Orangtua Achmad Syarief, Aziz, menilai pengadilan tak adil. ”Dari sekitar 100 penumpang yang jengkel dan melempar batu, anak saya yang dimintai tanggung jawab. Ini jelas tidak adil,” kata Aziz.
Menurut dia, para pelaku adalah pegawai toko di Mangga Dua, Jakarta Utara, yang bekerja sejak pagi dan pulang petang hari. ”Gaji mereka tidak seberapa. Jadi, mereka hanya mampu naik kereta ekonomi yang harga karcisnya Rp 2.000. Mereka tak mampu naik komuter yang tiketnya Rp 6.000- Rp 6.500 sekali jalan,” kata Aziz.

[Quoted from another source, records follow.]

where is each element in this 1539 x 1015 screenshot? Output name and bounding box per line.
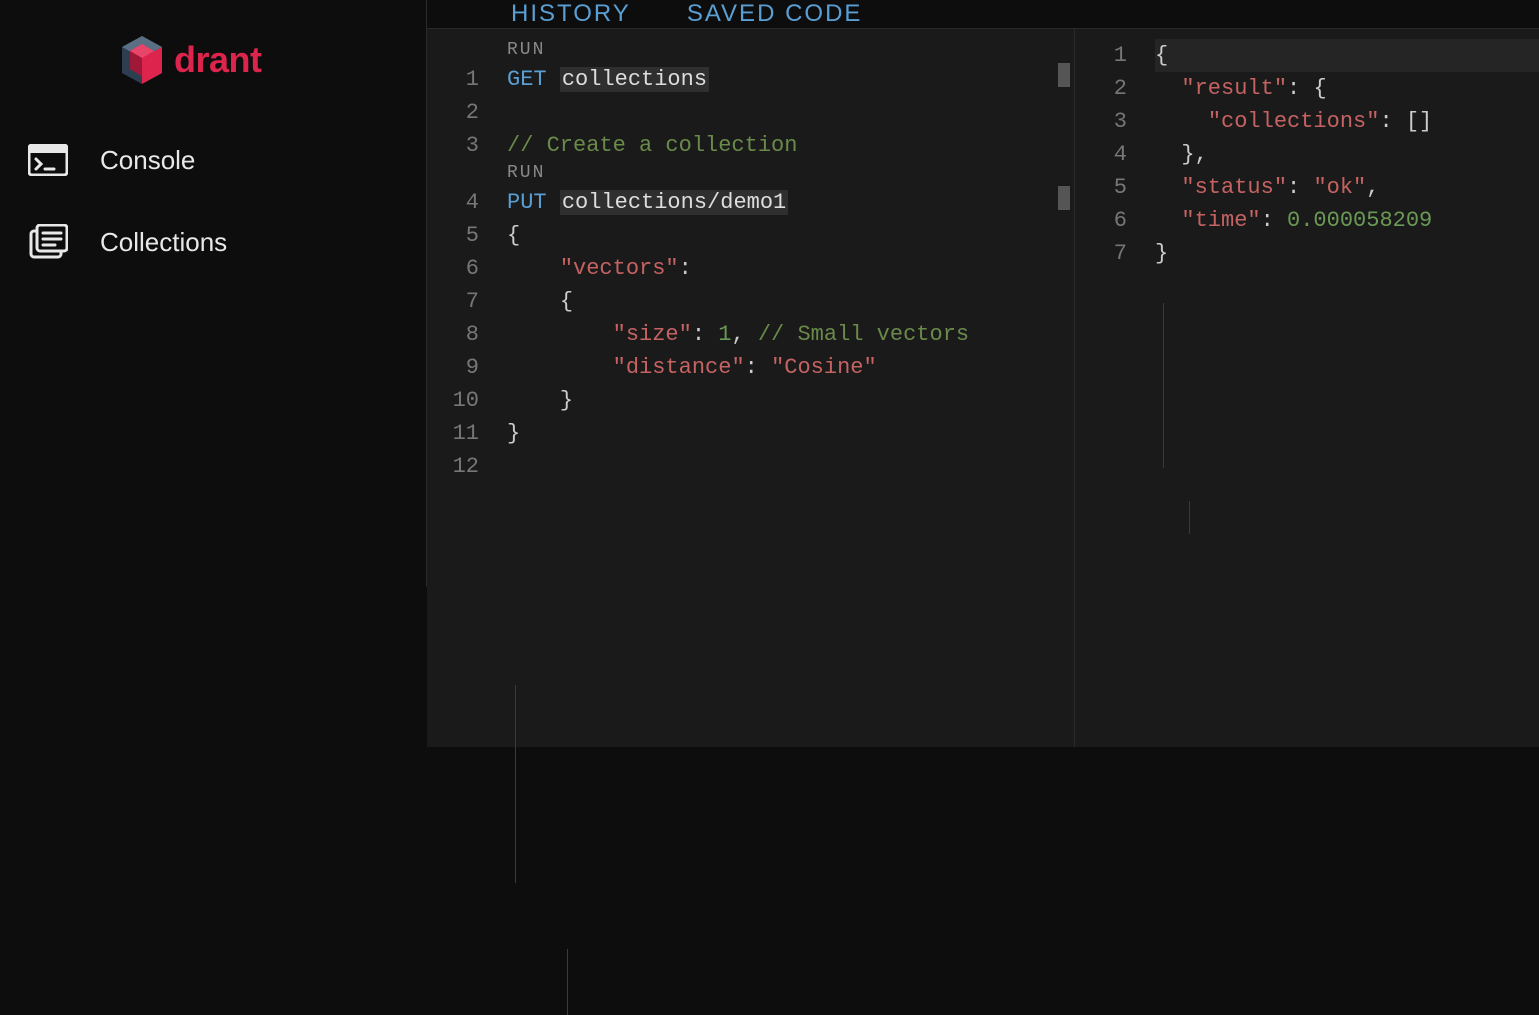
sidebar: drant Console Collections bbox=[0, 0, 427, 587]
run-button[interactable]: RUN bbox=[507, 162, 1074, 184]
line-gutter: 1 2 3 4 5 6 7 8 9 10 11 12 bbox=[427, 39, 507, 747]
sidebar-item-console[interactable]: Console bbox=[0, 120, 426, 200]
run-button[interactable]: RUN bbox=[507, 39, 1074, 61]
logo[interactable]: drant bbox=[0, 0, 426, 120]
tabs: HISTORY SAVED CODE bbox=[427, 0, 1539, 29]
brand-name: drant bbox=[174, 39, 262, 81]
tab-saved-code[interactable]: SAVED CODE bbox=[687, 0, 863, 28]
code-line: PUT collections/demo1 bbox=[507, 186, 1074, 219]
tab-history[interactable]: HISTORY bbox=[511, 0, 631, 28]
sidebar-item-label: Console bbox=[100, 145, 195, 176]
code-line: GET collections bbox=[507, 63, 1074, 96]
qdrant-logo-icon bbox=[118, 34, 166, 86]
main: HISTORY SAVED CODE 1 2 3 4 5 6 7 8 9 10 bbox=[427, 0, 1539, 587]
collections-icon bbox=[28, 224, 68, 260]
response-viewer[interactable]: 1 2 3 4 5 6 7 { "result": { "collections… bbox=[1075, 29, 1539, 747]
editor-row: 1 2 3 4 5 6 7 8 9 10 11 12 RUN GET colle… bbox=[427, 29, 1539, 747]
request-editor[interactable]: 1 2 3 4 5 6 7 8 9 10 11 12 RUN GET colle… bbox=[427, 29, 1075, 747]
terminal-icon bbox=[28, 144, 68, 176]
sidebar-item-collections[interactable]: Collections bbox=[0, 200, 426, 284]
line-gutter: 1 2 3 4 5 6 7 bbox=[1075, 39, 1155, 468]
sidebar-item-label: Collections bbox=[100, 227, 227, 258]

Kuasa hukum terdakwa, Pittor Parlindungan Hasibuan, mengatakan, sidang itu untuk kepentingan agar menimbulkan rasa jera. Selama persidangan, jaksa tidak bisa menghadirkan barang bukti dan saksi.
”Persidangan hanya mengandalkan rekaman CCTV milik PT KAI. Klien saya semuanya buta hukum. Hukuman satu tahun penjara terlalu berat buat mereka,” kata Pittor.
Menurut dia, majelis hakim seharusnya juga mempertimbangkan layanan publik PT KAI yang tidak pernah berubah. ”Selain tidak tepat waktu juga tidak pernah memberitahukan keterlambatan kereta yang ditunggu penumpang. Sampai sekarang, layanan KAI dikeluhkan penumpang,” kata Pittor.
Keenam terdakwa, warga Kota Bogor dan Citayam, Kabupaten Bogor, ditangkap 20 hari setelah pelemparan. Akibat pelemparan itu, PT KAI mengaku rugi lebih dari Rp 12 juta.